Every spring, the tax return comes back with its share of obscure boxes. One of them, in particular, could well have a significant impact on the final grade.
Completing your tax return is not a pleasant experience, but it is often in the details that savings are at stake. Many taxpayers focus on income, deductible expenses or tax credits, forgetting that a simple choice can change the amount of the bill.
This choice concerns in particular certain financial income: interest received on taxable bank investments, stock dividends or even capital gains realized on the sale of transferable securities. For example, if you sold a security for more than you bought it, the difference constitutes a taxable gain. Likewise, the interest paid by certain savings products falls into this category.
These amounts are, by default, subject to a flat-rate deduction. This levy applies a rate of 12.8% for income tax, to which social security contributions are added. This mechanism was designed to standardize and simplify the taxation of this income. On paper, it offers readability. In fact, it may turn out to be more or less favorable depending on your situation. However, there is the possibility of choosing another taxation method, by checking the 2OP box on your declaration.

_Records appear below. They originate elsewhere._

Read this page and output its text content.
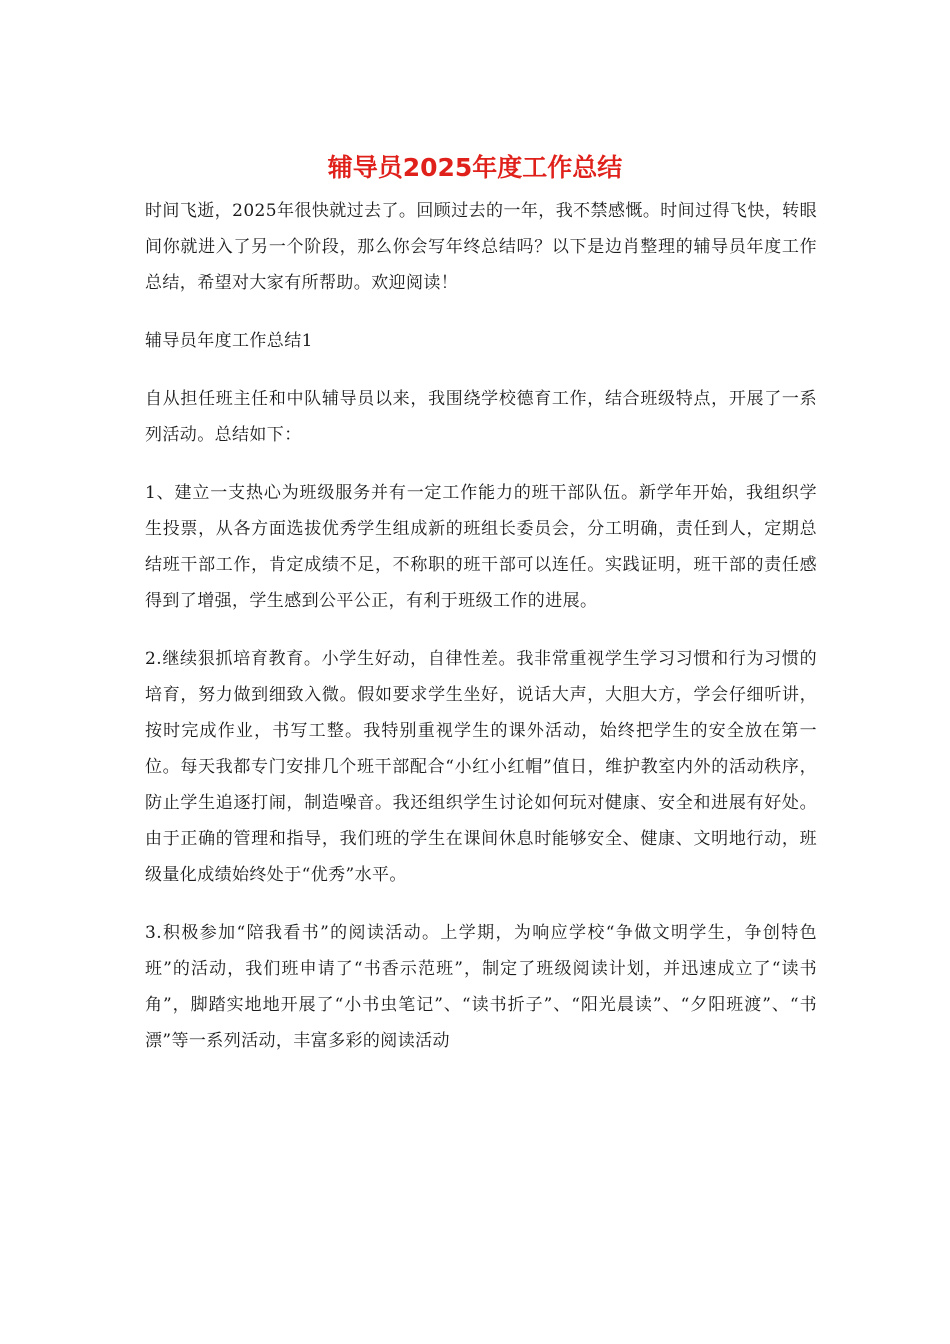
辅导员2025年度工作总结

时间飞逝，2025年很快就过去了。回顾过去的一年，我不禁感慨。时间过得飞快，转眼间你就进入了另一个阶段，那么你会写年终总结吗？以下是边肖整理的辅导员年度工作总结，希望对大家有所帮助。欢迎阅读！

辅导员年度工作总结1

自从担任班主任和中队辅导员以来，我围绕学校德育工作，结合班级特点，开展了一系列活动。总结如下：

1、建立一支热心为班级服务并有一定工作能力的班干部队伍。新学年开始，我组织学生投票，从各方面选拔优秀学生组成新的班组长委员会，分工明确，责任到人，定期总结班干部工作，肯定成绩不足，不称职的班干部可以连任。实践证明，班干部的责任感得到了增强，学生感到公平公正，有利于班级工作的进展。

2.继续狠抓培育教育。小学生好动，自律性差。我非常重视学生学习习惯和行为习惯的培育，努力做到细致入微。假如要求学生坐好，说话大声，大胆大方，学会仔细听讲，按时完成作业，书写工整。我特别重视学生的课外活动，始终把学生的安全放在第一位。每天我都专门安排几个班干部配合“小红小红帽”值日，维护教室内外的活动秩序，防止学生追逐打闹，制造噪音。我还组织学生讨论如何玩对健康、安全和进展有好处。由于正确的管理和指导，我们班的学生在课间休息时能够安全、健康、文明地行动，班级量化成绩始终处于“优秀”水平。

3.积极参加“陪我看书”的阅读活动。上学期，为响应学校“争做文明学生，争创特色班”的活动，我们班申请了“书香示范班”，制定了班级阅读计划，并迅速成立了“读书角”，脚踏实地地开展了“小书虫笔记”、“读书折子”、“阳光晨读”、“夕阳班渡”、“书漂”等一系列活动，丰富多彩的阅读活动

The alternative then consists of renouncing this fixed rate and integrating these gains into the progressive income tax scale. Concretely, if they are subject to the scale, they are added to your other resources and are taxed according to your marginal tax bracket.
If you are not taxable, or located in a low bracket, the portion corresponding to income tax may be very low, or even zero. In this case, choosing the progressive scale may allow you to pay less than the 12.8% provided by default. Conversely, if you are in a 30%, 41% or 45% bracket, the flat-rate deduction often becomes more attractive, since it caps the tax at 12.8% for this portion.
However, it is important to understand that this option applies to all earnings concerned over the year. It is not possible to choose the flat rate for one type of income and the scale for another. The decision must therefore be made taking into account your overall situation. A simulation, directly from the online declaration service, allows the two scenarios to be compared before validation. Depending on the amounts declared and your tax bracket, the difference may be real.